When he was trying to raise $2.3 billion using his now-defunct (or at least substantially delayed) robotaxi idea, Tesla would either stop selling cars to customers or receive a percentage of the Tesla robotaxis. This fleet of robotaxis would work 24/7, making money for Tesla owners and Tesla day and night. It is curious how AI’s exaggeration seems to coincide with funding rounds or sales presentations to buyers.
With this man’s long-term record of inaccuracy, why is anyone still listening to Elon Musk?
The Reality in the Neural Network and Deep Learning Space
However, what tends to be hidden is that it is increasingly recognized in the research space that the gains from increased investments in deep learning/neural networks are slowing. This is expressed in the following quotation.
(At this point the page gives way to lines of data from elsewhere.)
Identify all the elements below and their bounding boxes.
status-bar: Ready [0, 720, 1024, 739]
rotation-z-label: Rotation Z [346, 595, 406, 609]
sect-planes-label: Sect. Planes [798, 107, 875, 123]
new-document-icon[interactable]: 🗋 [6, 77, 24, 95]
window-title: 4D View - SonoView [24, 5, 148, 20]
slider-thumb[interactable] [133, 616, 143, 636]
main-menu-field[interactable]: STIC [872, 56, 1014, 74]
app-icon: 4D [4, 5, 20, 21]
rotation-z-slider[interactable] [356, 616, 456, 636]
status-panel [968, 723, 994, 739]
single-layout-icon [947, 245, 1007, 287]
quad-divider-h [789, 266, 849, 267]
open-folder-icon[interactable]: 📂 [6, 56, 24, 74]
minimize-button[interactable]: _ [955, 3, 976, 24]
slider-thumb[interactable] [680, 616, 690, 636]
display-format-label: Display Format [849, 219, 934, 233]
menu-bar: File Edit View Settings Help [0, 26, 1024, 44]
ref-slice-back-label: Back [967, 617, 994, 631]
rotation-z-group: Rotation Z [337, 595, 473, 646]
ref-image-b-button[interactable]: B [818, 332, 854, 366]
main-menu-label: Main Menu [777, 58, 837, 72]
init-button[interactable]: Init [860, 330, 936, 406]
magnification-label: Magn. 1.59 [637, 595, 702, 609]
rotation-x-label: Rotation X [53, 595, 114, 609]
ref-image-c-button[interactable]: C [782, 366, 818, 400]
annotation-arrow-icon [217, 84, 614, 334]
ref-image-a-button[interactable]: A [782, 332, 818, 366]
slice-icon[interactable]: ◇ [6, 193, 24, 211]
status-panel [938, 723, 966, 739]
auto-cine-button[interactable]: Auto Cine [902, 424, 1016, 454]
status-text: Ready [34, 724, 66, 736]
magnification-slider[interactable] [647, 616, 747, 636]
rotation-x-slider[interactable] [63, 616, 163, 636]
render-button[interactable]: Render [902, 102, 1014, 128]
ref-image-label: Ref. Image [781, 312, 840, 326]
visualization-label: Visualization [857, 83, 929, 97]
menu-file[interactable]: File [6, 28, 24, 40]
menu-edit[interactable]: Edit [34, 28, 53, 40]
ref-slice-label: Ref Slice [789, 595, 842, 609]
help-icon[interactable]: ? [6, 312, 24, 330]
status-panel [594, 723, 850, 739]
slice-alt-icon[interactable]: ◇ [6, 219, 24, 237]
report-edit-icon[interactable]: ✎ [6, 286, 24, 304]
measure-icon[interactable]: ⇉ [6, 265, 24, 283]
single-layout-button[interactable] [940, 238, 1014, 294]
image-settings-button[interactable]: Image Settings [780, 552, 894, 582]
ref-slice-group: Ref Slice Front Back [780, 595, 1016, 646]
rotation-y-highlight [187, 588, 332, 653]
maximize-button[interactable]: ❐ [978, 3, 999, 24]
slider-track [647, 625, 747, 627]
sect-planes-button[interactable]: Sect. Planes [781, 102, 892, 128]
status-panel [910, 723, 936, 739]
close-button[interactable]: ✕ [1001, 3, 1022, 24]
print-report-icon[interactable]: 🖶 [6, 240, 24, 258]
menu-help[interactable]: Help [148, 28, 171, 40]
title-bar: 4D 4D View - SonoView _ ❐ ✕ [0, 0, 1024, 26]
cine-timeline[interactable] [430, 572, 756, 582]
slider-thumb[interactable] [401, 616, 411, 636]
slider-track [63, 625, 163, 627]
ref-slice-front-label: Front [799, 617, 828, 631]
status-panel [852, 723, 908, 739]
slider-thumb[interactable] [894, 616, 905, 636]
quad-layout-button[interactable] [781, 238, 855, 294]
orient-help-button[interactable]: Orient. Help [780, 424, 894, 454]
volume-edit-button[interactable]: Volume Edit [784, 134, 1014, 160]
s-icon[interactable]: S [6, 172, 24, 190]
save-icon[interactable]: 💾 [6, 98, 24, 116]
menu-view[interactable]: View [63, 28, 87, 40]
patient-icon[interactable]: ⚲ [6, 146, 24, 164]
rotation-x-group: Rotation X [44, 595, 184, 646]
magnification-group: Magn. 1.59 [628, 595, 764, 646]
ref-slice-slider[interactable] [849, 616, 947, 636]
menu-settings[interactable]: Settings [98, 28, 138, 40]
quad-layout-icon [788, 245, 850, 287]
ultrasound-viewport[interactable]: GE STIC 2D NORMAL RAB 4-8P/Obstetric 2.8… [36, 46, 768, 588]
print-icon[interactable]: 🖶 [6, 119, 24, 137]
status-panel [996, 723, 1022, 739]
Almost everything you hear about artificial intelligence today is thanks to deep learning. This category of algorithms works by using statistics to find patterns in data, and it has proved immensely powerful in mimicking human skills such as our ability to see and hear.
To a very narrow extent, it can even emulate our ability to reason. These capabilities power Google’s search, Facebook’s news feed, and Netflix’s recommendation engine—and are transforming industries like health care and education.
The biggest shift we found was a transition away from knowledge-based systems by the early 2000s. These computer programs are based on the idea that you can use rules to encode all human knowledge. In their place, researchers turned to machine learning—the parent category of algorithms that includes deep learning.
Among the top 100 words mentioned, those related to knowledge-based systems—like “logic,” “constraint,” and “rule”—saw the greatest decline. Those related to machine learning—like “data,” “network,” and “performance”—saw the highest growth.
The reason for this sea change is rather simple. In the ’80s, knowledge-based systems amassed a popular following thanks to the excitement surrounding ambitious projects that were attempting to re-create common sense within machines. But as those projects unfolded, researchers hit a major problem: there were simply too many rules that needed to be encoded for a system to do anything useful. This jacked up costs and significantly slowed ongoing efforts.
Machine learning became an answer to that problem. Instead of requiring people to manually encode hundreds of thousands of rules, this approach programs machines to extract those rules automatically from a pile of data. Just like that, the field abandoned knowledge-based systems and turned to refining machine learning. – MIT Technology Review
Neural Networks Takeover MIT
Technology Review’s graphic shows the rise of deep learning/neural networks within the rise of machine learning.
Conclusion
Neural networks and deep learning are overestimated in terms of what they can do. They have been handy for natural language processing. However, they see a diminishing marginal utility of the enormous investment made in them as the primary AI technique of the third bubble in AI.